In Ländern mit niedrigen Einkommen hat nicht jeder Zugang zu einer weiterführenden Schule und es gibt hohe Raten von Bluthochdruck, Fettleibigkeit und Hörverlust, und die Prävalenz von Diabetes und Rauchen nimmt zu, so dass ein noch größerer Teil der Demenz potenziell vermeidbar ist. Das Verständnis der Ätiologie der Demenz verschiebt sich mit der jüngsten Beschreibung neuer pathologischer Ursachen. Insbesondere bei den älteren Menschen (älter als 90 Jahre) sind gemischte Formen von Demenzen häufiger anzutreffen.
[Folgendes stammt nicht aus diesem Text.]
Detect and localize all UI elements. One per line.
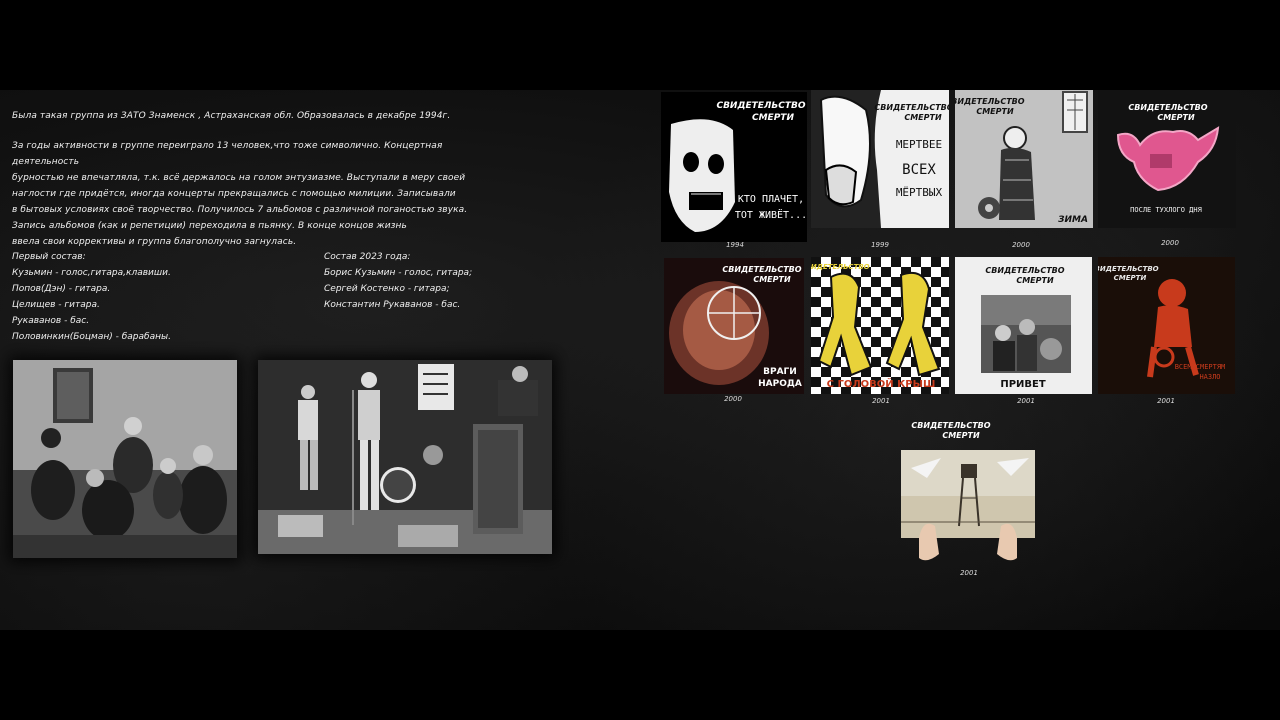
band-logo-line1: СВИДЕТЕЛЬСТВО [874, 103, 949, 112]
bio-history: За годы активности в группе переиграло 1… [12, 138, 512, 250]
album-cover-2001-nazlo[interactable]: СВИДЕТЕЛЬСТВО СМЕРТИ ВСЕМ СМЕРТЯМ НАЗЛО [1098, 257, 1235, 394]
album-title-line: ЗИМА [1058, 215, 1088, 225]
album-cover-2000-vragi[interactable]: СВИДЕТЕЛЬСТВО СМЕРТИ ВРАГИ НАРОДА [664, 258, 804, 394]
lineup-member: Целищев - гитара. [12, 300, 100, 310]
bio-line: в бытовых условиях своё творчество. Полу… [12, 205, 468, 215]
album-year: 2001 [872, 397, 890, 405]
album-title-line: ПРИВЕТ [1000, 379, 1046, 390]
album-cover-2001-privet[interactable]: СВИДЕТЕЛЬСТВО СМЕРТИ ПРИВЕТ [955, 257, 1092, 394]
album-year: 2000 [1012, 241, 1030, 249]
album-cover-2001-last[interactable]: СВИДЕТЕЛЬСТВО СМЕРТИ [901, 418, 1035, 568]
band-bio: Была такая группа из ЗАТО Знаменск , Аст… [12, 108, 512, 250]
lineup-member: Рукаванов - бас. [12, 316, 90, 326]
band-logo-line1: СВИДЕТЕЛЬСТВО [716, 101, 805, 111]
band-logo-line1: СВИДЕТЕЛЬСТВО [955, 97, 1025, 106]
album-cover-2000-posle[interactable]: СВИДЕТЕЛЬСТВО СМЕРТИ ПОСЛЕ ТУХЛОГО ДНЯ [1098, 90, 1236, 228]
album-title-line: ТОТ ЖИВЁТ... [735, 208, 807, 221]
band-logo-line1: СВИДЕТЕЛЬСТВО [722, 265, 801, 274]
album-title-line: КТО ПЛАЧЕТ, [738, 194, 804, 205]
album-cover-1994[interactable]: СВИДЕТЕЛЬСТВО СМЕРТИ КТО ПЛАЧЕТ, ТОТ ЖИВ… [661, 92, 807, 242]
album-title-line: С ГОЛОВОЙ КРЫШ [827, 377, 936, 390]
band-logo-line2: СМЕРТИ [752, 113, 794, 123]
bio-line: Запись альбомов (как и репетиции) перехо… [12, 221, 407, 231]
band-logo-line1: СВИДЕТЕЛЬСТВО [811, 263, 870, 271]
album-title-line: ВСЕХ [902, 162, 936, 178]
lineup-member: Кузьмин - голос,гитара,клавиши. [12, 268, 171, 278]
band-logo-line2: СМЕРТИ [1016, 276, 1054, 285]
album-year: 2001 [1017, 397, 1035, 405]
band-logo-line2: СМЕРТИ [753, 275, 791, 284]
album-year: 1994 [726, 241, 744, 249]
lineup-member: Сергей Костенко - гитара; [324, 284, 450, 294]
band-logo-line1: СВИДЕТЕЛЬСТВО [911, 421, 990, 430]
album-title-line: МЕРТВЕЕ [896, 138, 942, 151]
album-year: 2000 [724, 395, 742, 403]
album-year: 1999 [871, 241, 889, 249]
poster-canvas: Была такая группа из ЗАТО Знаменск , Аст… [0, 90, 1280, 630]
lineup-2023: Состав 2023 года: Борис Кузьмин - голос,… [324, 249, 472, 313]
band-logo-line1: СВИДЕТЕЛЬСТВО [985, 266, 1064, 275]
lineup-title: Состав 2023 года: [324, 252, 411, 262]
band-logo-line2: СМЕРТИ [1114, 274, 1147, 282]
album-year: 2001 [1157, 397, 1175, 405]
lineup-member: Константин Рукаванов - бас. [324, 300, 461, 310]
band-photo-group [13, 360, 237, 558]
album-title-line: МЁРТВЫХ [896, 186, 943, 199]
band-logo-line2: СМЕРТИ [942, 431, 980, 440]
lineup-title: Первый состав: [12, 252, 86, 262]
lineup-member: Попов(Дэн) - гитара. [12, 284, 111, 294]
lineup-member: Половинкин(Боцман) - барабаны. [12, 332, 171, 342]
bio-line: ввела свои коррективы и группа благополу… [12, 237, 297, 247]
band-logo-line1: СВИДЕТЕЛЬСТВО [1128, 103, 1207, 112]
lineup-member: Борис Кузьмин - голос, гитара; [324, 268, 473, 278]
album-title-line: ВРАГИ [763, 367, 797, 377]
lineup-first: Первый состав: Кузьмин - голос,гитара,кл… [12, 249, 171, 345]
bio-line: За годы активности в группе переиграло 1… [12, 141, 443, 167]
album-title-line: НАЗЛО [1199, 373, 1220, 381]
album-year: 2001 [960, 569, 978, 577]
band-logo-line2: СМЕРТИ [904, 113, 942, 122]
album-cover-2001-krysh[interactable]: СВИДЕТЕЛЬСТВО С ГОЛОВОЙ КРЫШ [811, 257, 949, 394]
band-logo-line1: СВИДЕТЕЛЬСТВО [1098, 265, 1159, 273]
album-cover-1999[interactable]: СВИДЕТЕЛЬСТВО СМЕРТИ МЕРТВЕЕ ВСЕХ МЁРТВЫ… [811, 90, 949, 228]
album-title-line: ПОСЛЕ ТУХЛОГО ДНЯ [1130, 206, 1202, 214]
band-photo-concert [258, 360, 552, 554]
band-logo-line2: СМЕРТИ [1157, 113, 1195, 122]
album-title-line: ВСЕМ СМЕРТЯМ [1175, 363, 1226, 371]
bio-intro: Была такая группа из ЗАТО Знаменск , Аст… [12, 111, 451, 121]
band-logo-line2: СМЕРТИ [976, 107, 1014, 116]
album-title-line: НАРОДА [758, 379, 802, 389]
bio-line: бурностью не впечатляла, т.к. всё держал… [12, 173, 466, 183]
album-cover-2000-zima[interactable]: СВИДЕТЕЛЬСТВО СМЕРТИ ЗИМА [955, 90, 1093, 228]
bio-line: наглости где придётся, иногда концерты п… [12, 189, 456, 199]
album-year: 2000 [1161, 239, 1179, 247]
Blut-Biomarker könnten vielversprechend für zukünftige diagnostische Ansätze sein und sind besser skalierbar als Liquor- und Hirnbildmarker.
Menschen mit Demenz haben komplexe Probleme und Symptome in vielen Bereichen, weshalb Interventionen individualisiert sein sollten und die Person als Ganzes, sowie ihre pflegenden Angehörigen berücksichtigen. Es häufen sich die Belege für die Wirksamkeit, zumindest kurzfristig, von psychosozialen Interventionen, die auf die Bedürfnisse des Patienten zugeschnitten sind, um neuropsychiatrische Symptome zu bewältigen. Evidenzbasierte Interventionen für pflegende Angehörige können Depressionen und Angstsymptome über Jahre hinweg reduzieren und sind kosteneffektiv. Die körperliche Gesunderhaltung von Demenzpatienten ist wichtig für ihre Kognition, da sie mehr körperliche Gesundheitsprobleme als andere Menschen desselben Alters haben und gleichzeitig oft weniger gemeindenahe Gesundheitsversorgung erhalten. Für sie ist es oft besonders schwierig, Zugang zur gesundheitlichen Versorgung zu erhalten und diese zu organisieren.
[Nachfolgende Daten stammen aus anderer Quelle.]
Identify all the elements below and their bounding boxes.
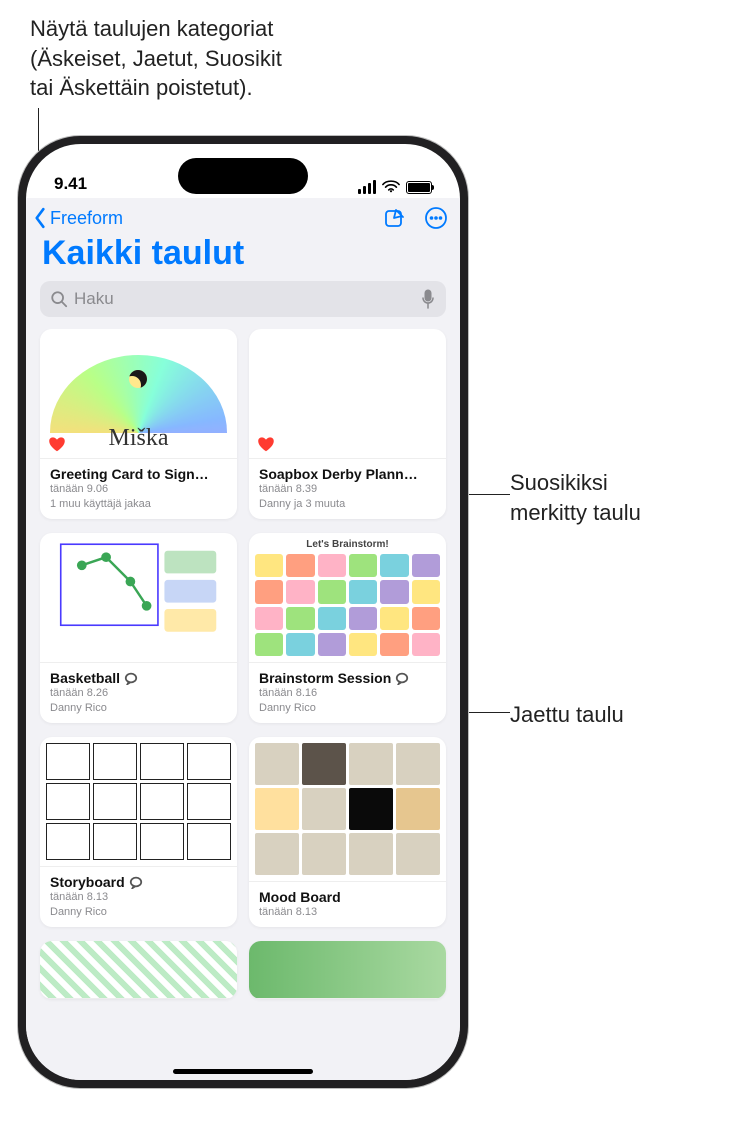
nav-bar: Freeform <box>26 198 460 232</box>
favorite-heart-icon <box>257 436 275 452</box>
board-thumbnail <box>40 941 237 999</box>
search-field[interactable]: Haku <box>40 281 446 317</box>
board-thumbnail: Miška <box>40 329 237 459</box>
board-time: tänään 8.13 <box>259 905 436 919</box>
chevron-left-icon <box>32 207 48 229</box>
board-subline: Danny Rico <box>50 905 227 919</box>
callout-favorite: Suosikiksi merkitty taulu <box>510 468 641 527</box>
boards-grid: Miška Greeting Card to Sign… tänään 9.06… <box>26 329 460 1080</box>
home-indicator[interactable] <box>173 1069 313 1074</box>
board-time: tänään 8.13 <box>50 890 227 904</box>
battery-icon <box>406 181 432 194</box>
phone-screen: 9.41 Freeform <box>26 144 460 1080</box>
back-button[interactable]: Freeform <box>32 207 123 229</box>
mic-icon <box>420 289 436 309</box>
board-thumbnail <box>249 737 446 882</box>
board-title: Basketball <box>50 670 120 686</box>
callout-categories: Näytä taulujen kategoriat (Äskeiset, Jae… <box>30 14 282 103</box>
board-card[interactable]: Miška Greeting Card to Sign… tänään 9.06… <box>40 329 237 519</box>
board-meta: Mood Board tänään 8.13 <box>249 882 446 927</box>
status-right <box>358 180 432 194</box>
board-title: Mood Board <box>259 889 341 905</box>
board-thumbnail <box>249 329 446 459</box>
board-card[interactable]: Soapbox Derby Plann… tänään 8.39 Danny j… <box>249 329 446 519</box>
board-subline: 1 muu käyttäjä jakaa <box>50 497 227 511</box>
shared-icon <box>395 671 409 685</box>
board-card[interactable]: Basketball tänään 8.26 Danny Rico <box>40 533 237 723</box>
board-subline: Danny Rico <box>50 701 227 715</box>
page-title: Kaikki taulut <box>26 232 460 279</box>
board-meta: Storyboard tänään 8.13 Danny Rico <box>40 867 237 927</box>
board-thumbnail <box>40 533 237 663</box>
board-thumbnail: Let's Brainstorm! <box>249 533 446 663</box>
board-title: Soapbox Derby Plann… <box>259 466 418 482</box>
board-meta: Brainstorm Session tänään 8.16 Danny Ric… <box>249 663 446 723</box>
compose-icon <box>382 206 406 230</box>
board-meta: Soapbox Derby Plann… tänään 8.39 Danny j… <box>249 459 446 519</box>
dynamic-island <box>178 158 308 194</box>
board-time: tänään 9.06 <box>50 482 227 496</box>
callout-shared: Jaettu taulu <box>510 700 624 730</box>
ellipsis-circle-icon <box>424 206 448 230</box>
board-subline: Danny ja 3 muuta <box>259 497 436 511</box>
board-card-peek[interactable] <box>40 941 237 999</box>
board-thumbnail <box>249 941 446 999</box>
board-title: Brainstorm Session <box>259 670 391 686</box>
search-icon <box>50 290 68 308</box>
shared-icon <box>124 671 138 685</box>
app-content: Freeform <box>26 198 460 1080</box>
board-thumbnail <box>40 737 237 867</box>
board-meta: Basketball tänään 8.26 Danny Rico <box>40 663 237 723</box>
board-time: tänään 8.26 <box>50 686 227 700</box>
board-card[interactable]: Mood Board tänään 8.13 <box>249 737 446 927</box>
shared-icon <box>129 875 143 889</box>
cell-signal-icon <box>358 180 376 194</box>
board-time: tänään 8.39 <box>259 482 436 496</box>
more-button[interactable] <box>424 206 448 230</box>
search-placeholder: Haku <box>74 289 414 309</box>
board-card[interactable]: Let's Brainstorm! Brainstorm Session <box>249 533 446 723</box>
board-title: Storyboard <box>50 874 125 890</box>
new-board-button[interactable] <box>382 206 406 230</box>
thumb-brainstorm-title: Let's Brainstorm! <box>306 539 388 550</box>
phone-frame: 9.41 Freeform <box>18 136 468 1088</box>
board-time: tänään 8.16 <box>259 686 436 700</box>
status-time: 9.41 <box>54 174 87 194</box>
board-card[interactable]: Storyboard tänään 8.13 Danny Rico <box>40 737 237 927</box>
board-card-peek[interactable] <box>249 941 446 999</box>
favorite-heart-icon <box>48 436 66 452</box>
board-title: Greeting Card to Sign… <box>50 466 209 482</box>
board-meta: Greeting Card to Sign… tänään 9.06 1 muu… <box>40 459 237 519</box>
back-label: Freeform <box>50 208 123 229</box>
wifi-icon <box>382 180 400 194</box>
thumb-script-text: Miška <box>109 425 169 452</box>
board-subline: Danny Rico <box>259 701 436 715</box>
Das Wissen rund um die Risikofaktoren und mögliche Präventionsmöglichkeiten, Erkennung sowie die Diagnosemöglichkeiten von Demenz verbessern sich, obwohl noch erhebliche Lücken bestehen. In diesem Kommissionsbericht haben wurden politische und individuelle Veränderungen aufgeführt, um den Beginn von kognitiver Beeinträchtigung und Demenz zu verzögern und bessere Wege zur Unterstützung und Behandlung von Betroffenen zu finden und ihre Lebensqualität zu verbessern. Interventionen zur Unterstützung von Menschen mit Demenz, einschließlich der Organisation der komplexen körperlichen Erkrankung und der sozialen Bedürfnisse, können in ihrer Gesamtheit einen großen Effekt haben.